Les deux formes sont correctes. Du temps que... est aujourd'hui considéré comme littéraire ou vieilli.
On a ainsi dans La Fontaine dans Le Lion amoureux : Du temps que les bêtes parlaient..., mais
aujourd'hui ce tour est le plus souvent remplacé par Du temps où...

Cordialement
.


Suit le nom du signataire, qui n'est pas un académicien (ce que je regrette pour ma collection d'autographes),
mais que je remercie de m'avoir conforté dans mon sentiment que la forme la plus courante est toujours
la meilleure.
Buena Vista, vous me voyez confus. Je ne m'imaginais pas vous engager dans des recherches si sérieuses. Si je m'interroge sur les voies qui m'ont conduit à "que", je trouve deux raisons différentes mais qui allaient dans le même sens, spontanément surgies, et auxquelles j'ai cédé : le désir d'éviter le hiatus an/ou, et celui d'accorder la forme de votre titre au fond de votre citation d'Eric Chevillard, en proposant un tour désormais ressenti comme littéraire.
De mon côté j'exprime ma confusion à M. Henri Bès.

Je croyais lui avoir adressé une objection recevable au sujet des deux ouvrages cités de Marc Fumaroli.

Mais je tombe complètement à côté de la plaque : aucun de ces livres ne traite des rapports
des civilisations ou des littératures américaines et françaises.

Je devais vaguement confondre avec un autre livre, plus récent, du même auteur, qui est, si
je ne me trompe, une sorte de récit de voyage aux USA.
Ne soyez pas confus. Chevillard incrimine bien l'Amérique, très abusivement à mon sens, mais ce n'est pas sur ce point que je m'étais permis d'intervenir. Nul besoin de l'Amérique pour retourner à la barbarie, me semble-t-il : il y a assez de naturel en nous pour cela.

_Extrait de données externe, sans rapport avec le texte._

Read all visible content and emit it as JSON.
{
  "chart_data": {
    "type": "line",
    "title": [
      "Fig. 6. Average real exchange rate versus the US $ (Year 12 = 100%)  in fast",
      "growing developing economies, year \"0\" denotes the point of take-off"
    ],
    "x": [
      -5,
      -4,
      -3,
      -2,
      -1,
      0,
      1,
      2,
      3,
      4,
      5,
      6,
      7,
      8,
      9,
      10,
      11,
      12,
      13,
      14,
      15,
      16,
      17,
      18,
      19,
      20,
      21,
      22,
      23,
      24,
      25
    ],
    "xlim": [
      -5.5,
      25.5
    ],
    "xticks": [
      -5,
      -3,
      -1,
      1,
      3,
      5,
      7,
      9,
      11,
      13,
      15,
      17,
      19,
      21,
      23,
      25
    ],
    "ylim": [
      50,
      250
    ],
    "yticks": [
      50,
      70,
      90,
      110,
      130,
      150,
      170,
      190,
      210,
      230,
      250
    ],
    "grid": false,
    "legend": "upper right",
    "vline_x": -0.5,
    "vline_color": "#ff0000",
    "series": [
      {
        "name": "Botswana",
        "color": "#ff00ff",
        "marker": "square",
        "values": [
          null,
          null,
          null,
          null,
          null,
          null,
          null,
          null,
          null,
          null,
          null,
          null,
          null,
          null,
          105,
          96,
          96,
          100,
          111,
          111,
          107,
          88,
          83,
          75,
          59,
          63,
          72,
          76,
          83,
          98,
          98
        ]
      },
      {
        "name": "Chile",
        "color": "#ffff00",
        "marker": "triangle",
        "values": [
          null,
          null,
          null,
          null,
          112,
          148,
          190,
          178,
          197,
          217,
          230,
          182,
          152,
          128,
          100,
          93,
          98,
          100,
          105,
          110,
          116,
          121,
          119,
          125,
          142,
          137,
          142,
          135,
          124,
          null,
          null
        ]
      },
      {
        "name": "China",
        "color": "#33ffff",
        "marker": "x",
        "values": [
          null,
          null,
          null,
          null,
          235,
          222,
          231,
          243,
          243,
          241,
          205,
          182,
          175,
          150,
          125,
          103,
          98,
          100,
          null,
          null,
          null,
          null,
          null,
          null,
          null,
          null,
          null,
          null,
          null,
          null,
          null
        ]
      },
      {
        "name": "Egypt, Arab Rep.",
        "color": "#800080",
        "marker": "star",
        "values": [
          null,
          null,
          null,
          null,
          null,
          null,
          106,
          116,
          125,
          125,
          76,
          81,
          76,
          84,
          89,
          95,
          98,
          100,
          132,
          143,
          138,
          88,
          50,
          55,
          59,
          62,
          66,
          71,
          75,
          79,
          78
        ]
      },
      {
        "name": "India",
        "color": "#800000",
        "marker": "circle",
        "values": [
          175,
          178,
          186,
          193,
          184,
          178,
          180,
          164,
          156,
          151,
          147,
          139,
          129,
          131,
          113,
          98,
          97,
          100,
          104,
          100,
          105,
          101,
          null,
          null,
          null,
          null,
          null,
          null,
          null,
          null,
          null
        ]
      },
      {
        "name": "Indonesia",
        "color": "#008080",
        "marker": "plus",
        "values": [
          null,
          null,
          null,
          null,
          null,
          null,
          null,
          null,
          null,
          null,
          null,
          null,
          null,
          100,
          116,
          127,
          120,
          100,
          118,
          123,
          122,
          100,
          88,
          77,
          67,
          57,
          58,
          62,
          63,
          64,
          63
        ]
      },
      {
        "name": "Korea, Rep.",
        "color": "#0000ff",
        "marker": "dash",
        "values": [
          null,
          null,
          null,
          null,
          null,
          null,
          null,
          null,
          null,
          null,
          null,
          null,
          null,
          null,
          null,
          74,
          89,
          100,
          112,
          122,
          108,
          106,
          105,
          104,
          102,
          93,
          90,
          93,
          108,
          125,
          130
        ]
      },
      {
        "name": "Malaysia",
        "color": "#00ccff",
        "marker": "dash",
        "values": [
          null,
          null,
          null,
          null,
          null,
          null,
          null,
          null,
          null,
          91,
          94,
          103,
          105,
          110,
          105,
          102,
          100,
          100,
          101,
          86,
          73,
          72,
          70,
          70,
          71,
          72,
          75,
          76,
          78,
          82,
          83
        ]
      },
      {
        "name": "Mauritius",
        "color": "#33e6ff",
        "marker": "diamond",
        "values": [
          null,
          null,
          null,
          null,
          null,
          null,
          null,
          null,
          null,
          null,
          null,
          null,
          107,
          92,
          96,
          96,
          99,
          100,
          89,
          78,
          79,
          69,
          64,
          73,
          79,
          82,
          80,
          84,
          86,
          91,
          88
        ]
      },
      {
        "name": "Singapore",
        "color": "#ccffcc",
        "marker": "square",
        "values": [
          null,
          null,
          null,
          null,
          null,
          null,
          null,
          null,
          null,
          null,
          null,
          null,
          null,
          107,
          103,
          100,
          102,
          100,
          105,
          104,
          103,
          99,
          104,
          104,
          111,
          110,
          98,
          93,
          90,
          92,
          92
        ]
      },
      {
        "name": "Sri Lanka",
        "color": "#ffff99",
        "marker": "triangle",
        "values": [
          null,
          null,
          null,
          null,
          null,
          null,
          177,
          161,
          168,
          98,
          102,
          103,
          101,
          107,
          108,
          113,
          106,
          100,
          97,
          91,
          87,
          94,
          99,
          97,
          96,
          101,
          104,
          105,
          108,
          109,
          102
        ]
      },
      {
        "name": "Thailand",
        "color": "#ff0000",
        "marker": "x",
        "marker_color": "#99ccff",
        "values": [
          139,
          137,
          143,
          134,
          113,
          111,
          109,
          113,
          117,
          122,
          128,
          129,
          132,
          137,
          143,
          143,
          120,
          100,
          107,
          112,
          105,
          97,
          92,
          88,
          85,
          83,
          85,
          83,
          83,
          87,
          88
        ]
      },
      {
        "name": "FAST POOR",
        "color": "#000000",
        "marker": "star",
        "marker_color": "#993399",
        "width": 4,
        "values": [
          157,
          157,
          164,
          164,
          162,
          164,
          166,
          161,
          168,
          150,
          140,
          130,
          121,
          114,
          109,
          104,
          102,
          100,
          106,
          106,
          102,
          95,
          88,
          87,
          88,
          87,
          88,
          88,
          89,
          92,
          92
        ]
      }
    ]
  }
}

Les livres de Marc Fumaroli que je vous citais, ne parlent pas du tout de l'Amérique (sauf Poésie et Terreur, qui évoque celle de Washington et de Chateaubriand), mais de la fragilité extrême de toute civilisation, résultat d'un effort collectif et individuel contre soi. Ces livres apportent, je crois, des données intéressantes au débat sur la décivilisation et le retour à l'état sauvage. Quant au dernier ouvrage de l'auteur sur l'Amérique contemporaine, je ne l'ai pas lu, faute de temps.